28/02/13 à 10:47 - Mise à jour à 10:47

Jean qui rit et Jean qui pleure

C'est à nouveau l'histoire de Jean qui rit et Jean qui pleure.

Jean qui rit, c'est le citoyen, ou du moins celui qui voudrait s'embarquer dans l'achat d'un bien immobilier. Les taux d'intérêt n'ont jamais été aussi bas historiquement, et s'il peut le faire à taux fixe, c'est sans doute une aubaine. En revanche, pour le secteur bancaire et le secteur des assurances, cette période de taux d'intérêt très bas est mal vécue pour ne pas dire plus. Certains banquiers ou économistes, réunis dans le cadre du Belgian Finance Club, n'ont pas hésité à dire que les taux d'intérêt bas sont une belle catastrophe pour les banques.

C'est en partie vrai et en partie faux. En partie faux, ne serait-ce que parce les banques se rattrapent avec de belles marges sur certains crédits, comme le crédit de caisse pour ne citer qu'un exemple, et alors que leurs déposants sont très faiblement rémunérés.

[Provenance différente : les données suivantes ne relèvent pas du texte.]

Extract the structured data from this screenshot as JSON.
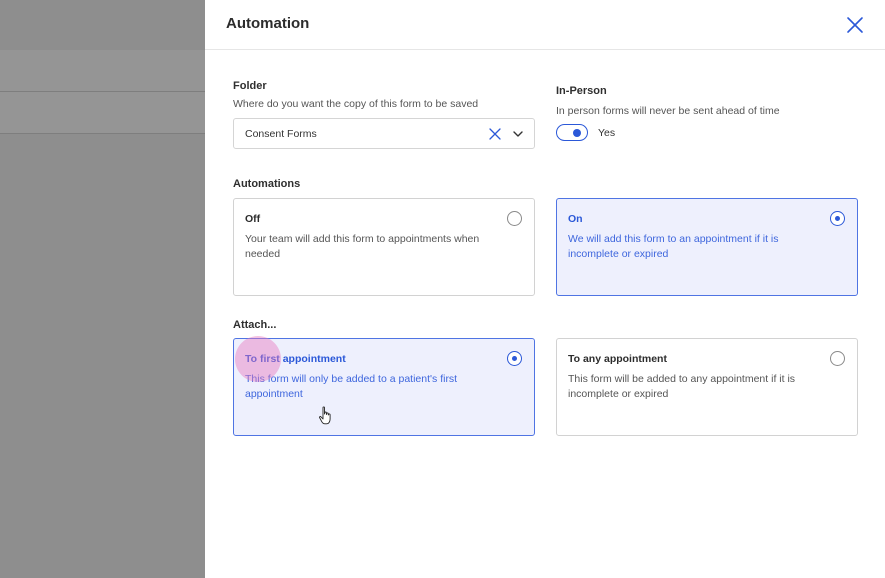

En revanche, les assureurs ont un vrai problème. Les réglementations légales les forcent à réinvestir massivement leurs primes dans des obligations d'Etat jugées sures, alors que ces mêmes obligations donnent royalement du 2% ou du 2,5%. Or, ces mêmes assureurs ont encore dans leur portefeuille des contrats dans lesquels, ils se sont engagés à payer du 4,75% et donc, le danger selon les assureurs, c'est que ce ne soit plus tenable à terme. Pour l'heure, c'est vrai que les banques et les compagnies d'assurance sont mises sous pression, et comme elles ne peuvent pas augmenter leurs revenus, elles sont obligées de pousser leurs frais généraux à la baisse. D'où les plans sociaux avec des départs à la retraite qui ne sont pas compensés par de nouveaux recrutements.

L'autre victime de cette période d'intérêt bas, c'est visiblement l'actionnaire qui a décidé d'acheter ou de conserver des actions de ce secteur. Toujours d'après ces spécialistes, la valeur boursière des banques est aujourd'hui en dessous de leur valeur comptable. C'est un phénomène rare dans notre histoire. Il semble donc clair que les banques vont donner priorité à leurs déposants et le rendement pour les actionnaires sera sans doute revu à la baisse. Autrement dit, les actionnaires des banques seront les victimes collatérales des taux d'intérêt bas. Autant le savoir pour la bonne gestion de votre patrimoine.